Haldrick ne fut nullement impressionné, fit deux pas dans sa direction et d'un mouvement d'une rapidité fulgurante, lui retira à main nue sa hache, l'envoya se planter dans un pilier, et regarda le sergent terrorisé droit dans les yeux : « Dernière chance ». À contrecœur tout autant que soulagés d'être encore en vie, les gardes déposèrent leurs armes en tas, assurant leur reddition. Ils furent ensuite mis dans un angle de la pièce. Deux flarniens restèrent les garder en joug, pendant que le reste monta à l'étage du bâtiment. Cette fois sans aucune discrétion, ils firent irruption dans la salle dans laquelle discutaient les trois stratèges débattaient. Ils tentèrent de se débattre, d'appeler leur garde, mais se firent maîtriser sans peine par le petit groupe. Ainsi se déroula sans peine le coup d'état improvisé. Alors que les stratèges attachés dans la grande salle les couvraient d'injures, les accusant de mener leur peuple à sa perte, les flarniens prirent possession du reste des lieux, pour pouvoir, enfin, faire sonner le grand gong ordonnant un rassemblement d'urgence de toute la ville.​

***

Debout sur le parvis en pierre du Keral, les flarniens contemplaient Helgaïr qui terminait de s'amasser autour d'eux. À leurs pieds étaient agenouillés les stratèges déchus, ligotés et bâillonnés. Toute la foule était parcourue de cris d'étonnement, de contestations et d'insurrections à l'égard des félons, s'opposant à de bruyantes approbations. Des insultes fusaient, d'autres les faisaient taire, la scène commençait à sombrer doucement dans le chaos lorsque Grimvar s'avança :« Fermez-la ! » Gueula-t-il à son peuple avec sa délicatesse habituelle. « On a des nouvelles importantes ! ». Un grand silence tomba alors, les flarniens avaient enfin rompu leur silence : les habitants amassés pourraient peut-être comprendre la raison de cet appel ?

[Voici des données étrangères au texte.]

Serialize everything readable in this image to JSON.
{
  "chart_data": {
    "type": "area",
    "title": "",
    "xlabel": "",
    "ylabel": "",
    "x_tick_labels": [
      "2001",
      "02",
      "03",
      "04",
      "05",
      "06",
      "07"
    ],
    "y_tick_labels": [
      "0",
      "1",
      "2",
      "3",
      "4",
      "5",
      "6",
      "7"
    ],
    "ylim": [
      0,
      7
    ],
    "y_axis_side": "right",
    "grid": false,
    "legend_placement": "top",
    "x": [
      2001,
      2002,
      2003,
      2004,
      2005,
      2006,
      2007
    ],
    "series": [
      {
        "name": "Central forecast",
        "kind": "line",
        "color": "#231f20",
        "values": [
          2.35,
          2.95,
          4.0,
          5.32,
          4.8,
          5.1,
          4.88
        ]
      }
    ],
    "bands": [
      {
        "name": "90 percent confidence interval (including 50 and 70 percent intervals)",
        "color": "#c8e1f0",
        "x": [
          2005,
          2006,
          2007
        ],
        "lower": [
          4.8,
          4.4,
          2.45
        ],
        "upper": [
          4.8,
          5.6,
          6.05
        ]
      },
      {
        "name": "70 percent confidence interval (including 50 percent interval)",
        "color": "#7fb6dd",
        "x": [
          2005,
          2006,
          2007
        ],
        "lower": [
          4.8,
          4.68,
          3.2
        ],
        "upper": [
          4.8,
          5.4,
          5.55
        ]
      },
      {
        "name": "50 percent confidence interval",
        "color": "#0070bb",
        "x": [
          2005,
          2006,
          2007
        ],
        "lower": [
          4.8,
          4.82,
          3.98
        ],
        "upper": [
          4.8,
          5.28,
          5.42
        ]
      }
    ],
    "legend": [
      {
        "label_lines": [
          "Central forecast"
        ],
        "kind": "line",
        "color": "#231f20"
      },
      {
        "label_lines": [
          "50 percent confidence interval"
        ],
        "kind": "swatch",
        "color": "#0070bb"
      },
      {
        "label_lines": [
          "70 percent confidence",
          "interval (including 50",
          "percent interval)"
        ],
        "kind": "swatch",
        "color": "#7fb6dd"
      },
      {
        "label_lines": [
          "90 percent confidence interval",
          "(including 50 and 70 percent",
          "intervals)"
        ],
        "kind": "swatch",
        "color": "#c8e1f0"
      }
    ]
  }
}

« Merci, Grimvar » sourit doucement Haldrick, avant de s'avancer et de s'exprimer d'une voix portante. « Hommes et femmes de ma cité, mes compagnons et mes amis. Ce soir, c'est à vous de nous juger, de décider si nos actes sont condamnables, ou nécessaires. Nous avons ce matin essuyé la plus terrible attaque que nous ayons connue, et pourtant nous avons tenus, la tête haute, et repoussé nos adversaires. Même pris de surprise, nous avons résisté. Nombreux sont morts en héros, mais plus nombreux encore sont ceux qui ont vaincu. Aujourd'hui est un jour triste, mais c'est aussi une victoire. Cependant, elle ne peut pas être complète si nous laissons ceux des nôtres qui ont été fait prisonniers, et se trouve actuellement aux mains des morts ! » Un murmure d'approbation parcouru la foule, avant que le flarnien repris, d'une voix plus grave : « Nous savons qu'un nombre important de nos proches ont été emporté, et qu'ils sont retenus prisonniers dans le temple de Koljkorak. Car c'est ce lieu, sacré pour nous tous, érigé pour honorer le savoir tout autant que la mémoire de nos ancêtres, que nos adversaires ont bafoués. Mais les hommes que vous avez choisit pour vous guider ont décidé de laisser les nôtres se faire torturer, pour qu'ils reviennent bientôt nous tuer sous forme de squelettes ambulants. Est-ce cela que nous voulons ? »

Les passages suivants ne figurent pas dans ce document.